Michael Hodder and Q. David Bowers

The sixpence she purchased had a distinguished pedigree before Elder acquired it, as it had come from Philip, Prince of Saxe-Coburg-Gotha, whose collection had been sold in 1928 by the German firm of Leo Hamburger. Elder sold it to Mrs. Norweb for $400. She graded it Very Good in 1937, but revised her grading of the coin upwards to Fine-If in 1982, which reflected its condition using the numerical grades first popularized by Dr. William Sheldon.
Elder's pricing was fair for the time. Today, we recognize the 1652 Willow Tree sixpence as Rarity-6, meaning fewer than 25 specimens are thought to survive from the original unknown, but small, mintage. To put Mrs. Norweb's cost into contemporary terms, consider that the EF example in the Garrett Collection sold for $46,000 in 1980, the peak of the last cycle in the colonial coin market; or that the example from John L. Roper's collection, which was Fine, but cracked, sold for $9,900 three years later.
In the Norweb inventory books this acquisition was given number 23. The Norweb inventory ledgers were started sometime after 1937, and coins were recorded as they came to hand when the Norwebs began inventorying them. Coin number 1, for example, was bought before 1912 by Mrs. Norweb's father Albert, while coin number 2 was purchased in 1937 by Mrs. Norweb herself.
The 1652 Willow Tree sixpence was loaned to the National Numismatic Collection at the Smithsonian Institution in Washington, DC. in 1960. In December 1982 it was donated to the National Collection, where it may be seen as part of our nation's numismatic heritage.
No further acquisitions were recorded in the inventory ledgers for the next eight months, from October 1934 until June 1935. Then, on June 29, Mrs. Norweb bought a 1722 Wood's Hibernia halfpenny, second type with the harp on the right, from Milfred H. Bolender's sale of the A.M. Smith Collection. Graded as Good at the time, she paid $2.75 for the piece. M.H. Bolender later, in 1950, wrote the standard catalogue of Bust type silver dollars dated from 1795-1803. While this purchase was not particularly significant in itself, it is important for the history of the Norweb Collection as it represents the first recorded auction purchase made by Mrs. Norweb herself, as well as the first auction purchase adding to the collection since 1912.
The grade of Good applied to this halfpenny was taken from Bolender's catalogue description of it. In the inventory listings of their coins, the Norwebs noted the grades of their coins as they appeared on dealers' invoices or in auction catalogues. For the most part, the Norwebs did not record numerical grades in the ledgers, even for purchases made much later on, when numerical grading had become the norm in the coin industry. In their card files, which recapitulated much of the information contained in the inventory ledgers, the Norwebs used a different grading system.

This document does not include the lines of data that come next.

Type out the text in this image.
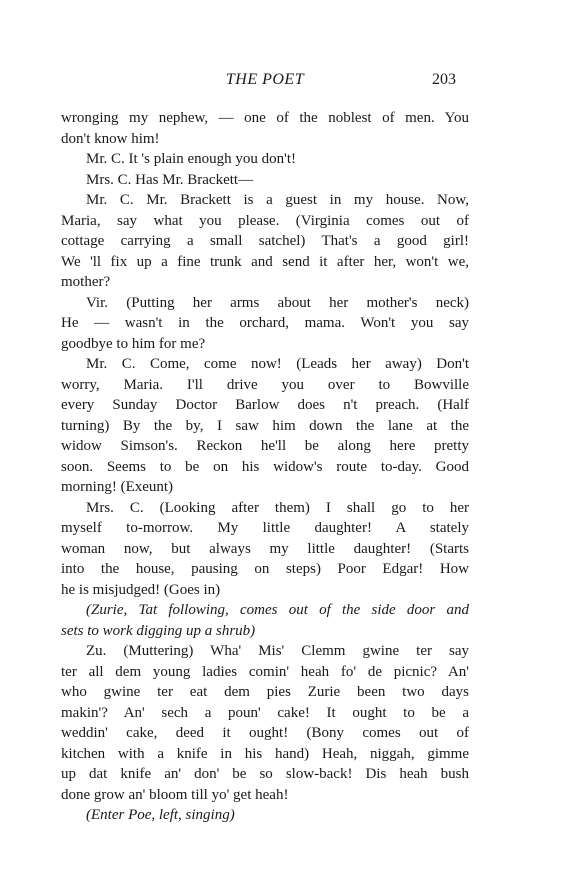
THE POET	203
wronging my nephew, — one of the noblest of men. You
don't know him!
Mr. C. It 's plain enough you don't!
Mrs. C. Has Mr. Brackett—
Mr. C. Mr. Brackett is a guest in my house. Now,
Maria, say what you please. (Virginia comes out of
cottage carrying a small satchel) That's a good girl!
We 'll fix up a fine trunk and send it after her, won't we,
mother?
Vir. (Putting her arms about her mother's neck)
He — wasn't in the orchard, mama. Won't you say
goodbye to him for me?
Mr. C. Come, come now! (Leads her away) Don't
worry, Maria. I'll drive you over to Bowville
every Sunday Doctor Barlow does n't preach. (Half
turning) By the by, I saw him down the lane at the
widow Simson's. Reckon he'll be along here pretty
soon. Seems to be on his widow's route to-day. Good
morning! (Exeunt)
Mrs. C. (Looking after them) I shall go to her
myself to-morrow. My little daughter! A stately
woman now, but always my little daughter! (Starts
into the house, pausing on steps) Poor Edgar! How
he is misjudged! (Goes in)
(Zurie, Tat following, comes out of the side door and
sets to work digging up a shrub)
Zu. (Muttering) Wha' Mis' Clemm gwine ter say
ter all dem young ladies comin' heah fo' de picnic? An'
who gwine ter eat dem pies Zurie been two days
makin'? An' sech a poun' cake! It ought to be a
weddin' cake, deed it ought! (Bony comes out of
kitchen with a knife in his hand) Heah, niggah, gimme
up dat knife an' don' be so slow-back! Dis heah bush
done grow an' bloom till yo' get heah!
(Enter Poe, left, singing)
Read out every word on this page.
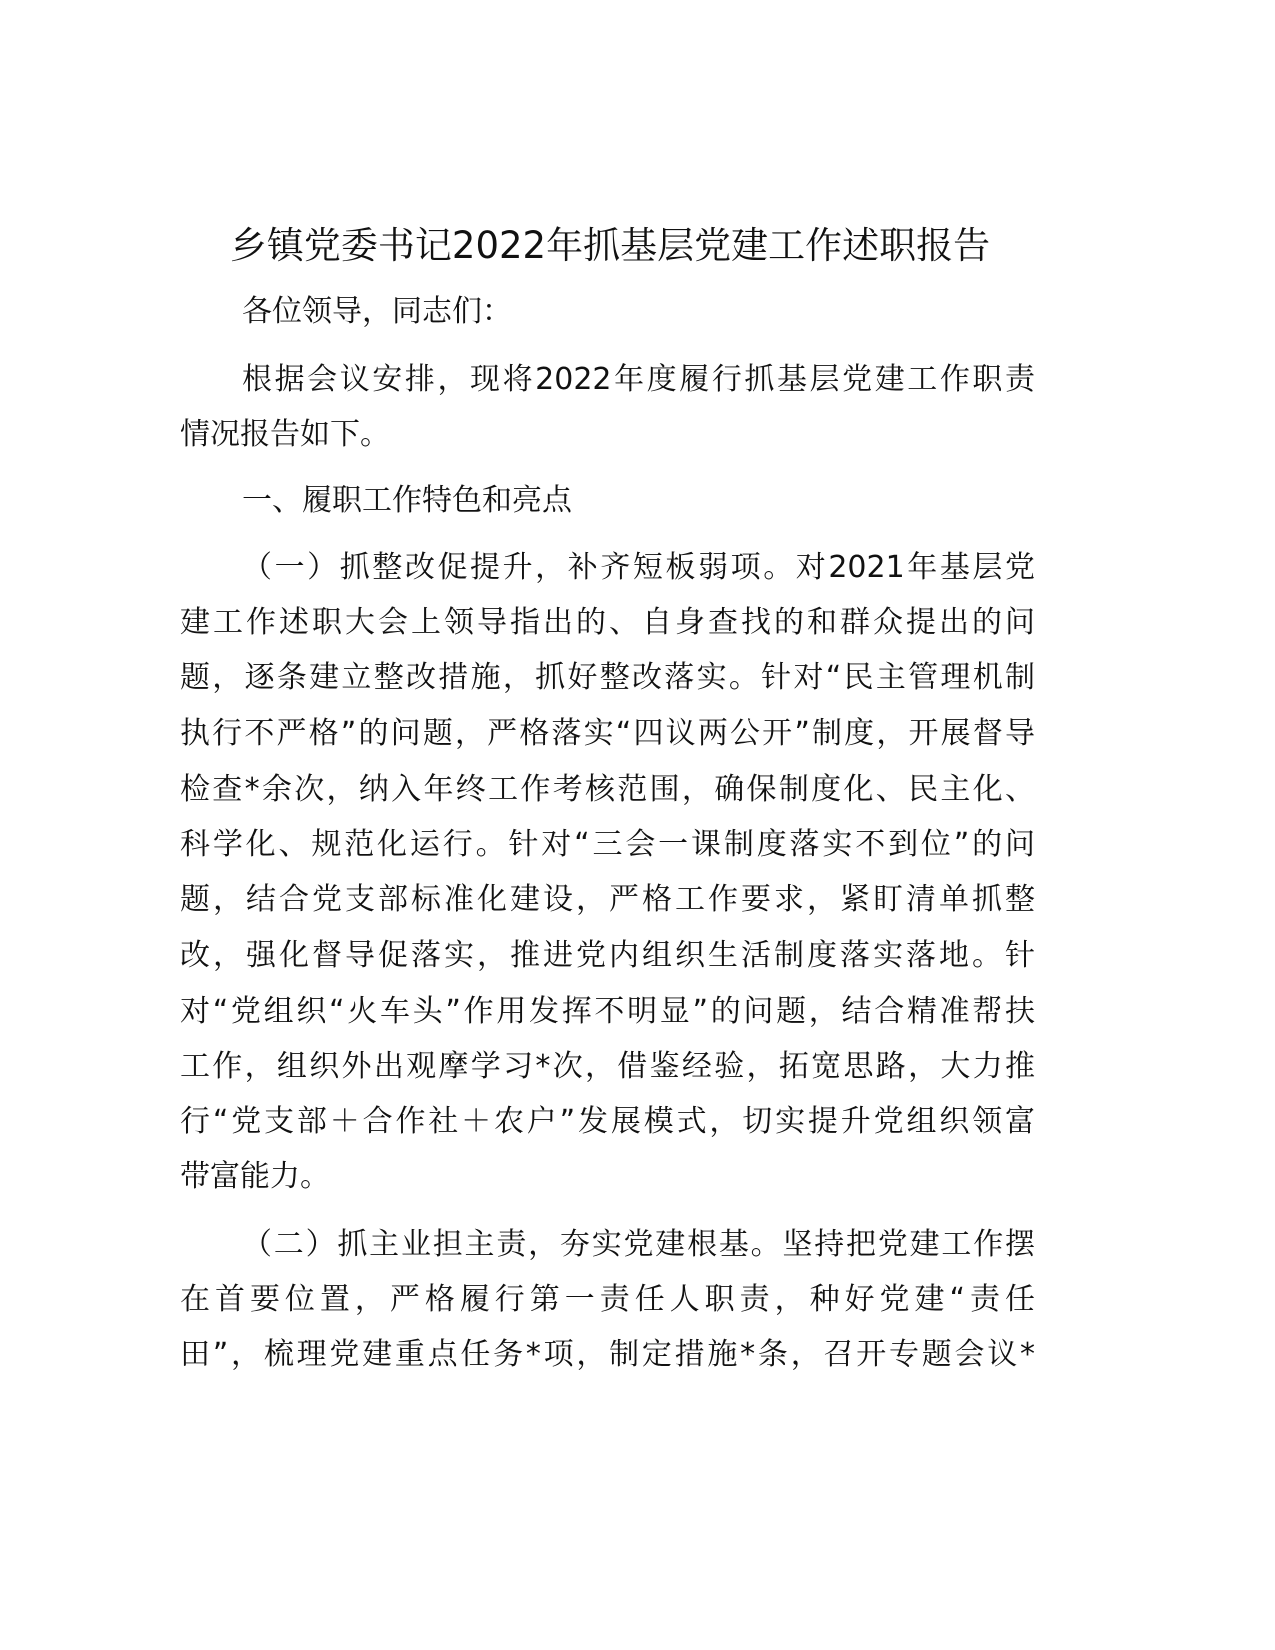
乡镇党委书记2022年抓基层党建工作述职报告
各位领导，同志们：
根据会议安排，现将2022年度履行抓基层党建工作职责
情况报告如下。
一、履职工作特色和亮点
（一）抓整改促提升，补齐短板弱项。对2021年基层党
建工作述职大会上领导指出的、自身查找的和群众提出的问
题，逐条建立整改措施，抓好整改落实。针对“民主管理机制
执行不严格”的问题，严格落实“四议两公开”制度，开展督导
检查*余次，纳入年终工作考核范围，确保制度化、民主化、
科学化、规范化运行。针对“三会一课制度落实不到位”的问
题，结合党支部标准化建设，严格工作要求，紧盯清单抓整
改，强化督导促落实，推进党内组织生活制度落实落地。针
对“党组织“火车头”作用发挥不明显”的问题，结合精准帮扶
工作，组织外出观摩学习*次，借鉴经验，拓宽思路，大力推
行“党支部＋合作社＋农户”发展模式，切实提升党组织领富
带富能力。
（二）抓主业担主责，夯实党建根基。坚持把党建工作摆
在首要位置，严格履行第一责任人职责，种好党建“责任
田”，梳理党建重点任务*项，制定措施*条，召开专题会议*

Mrs. Norweb's father Albert Holden had devised a numerical grading system of his own, in which adjectival grades were assigned a corresponding number. In his system, which was de-scribed in detail earlier, the number 1 was assigned to Proof condition coins regardless of their actual grade; the number 2 was given to Uncirculated coins, 3 to About Uncirculated ones, and so forth. The Norwebs formulated a new version of Albert Holden's numerical system for their personal card files.
In the Norwebs' system, the number 1 was assigned to Proof coins, regardless of actual grade; the number 2 was given to Uncirculated coins; and the number 3 was assigned to all other coins grading from About Uncirculated down through Poor condition. hi other words, the Norweb system kept Albert Holden's grading for top condition coins, but compressed all other grades into one large, catchall grade. Grading refinements which are today indicated by intermediate grades, as MS-64 and MS-63, or AU-55, were accounted for in the Norweb's system by adding descriptive comments. For example, a coin graded by them as 2, meaning an Uncirculated coin, could be further described in their card files as having very few bag marks, or a strong strike, and so on.
The Norweb grading system tells us two things about their "philosophy" of collecting coins. In the first place, they were very "strict" in grading their coins. To the Norwebs, a coin was either Uncirculated, Proof, or used. They recognized, of course, that some Uncirculated coins could look nicer than others, but their grading system was not designed to be as "scientifically" precise as the numerical system the coin hobby uses today. Their system was closer to the style still utilized by European collectors and professionals. The Norwebs considered grading to be an art rather than a science, and they would have had little sympathy for today's so-called "scientific grading", with its 11 different intermediate grades for an Uncirculated coin.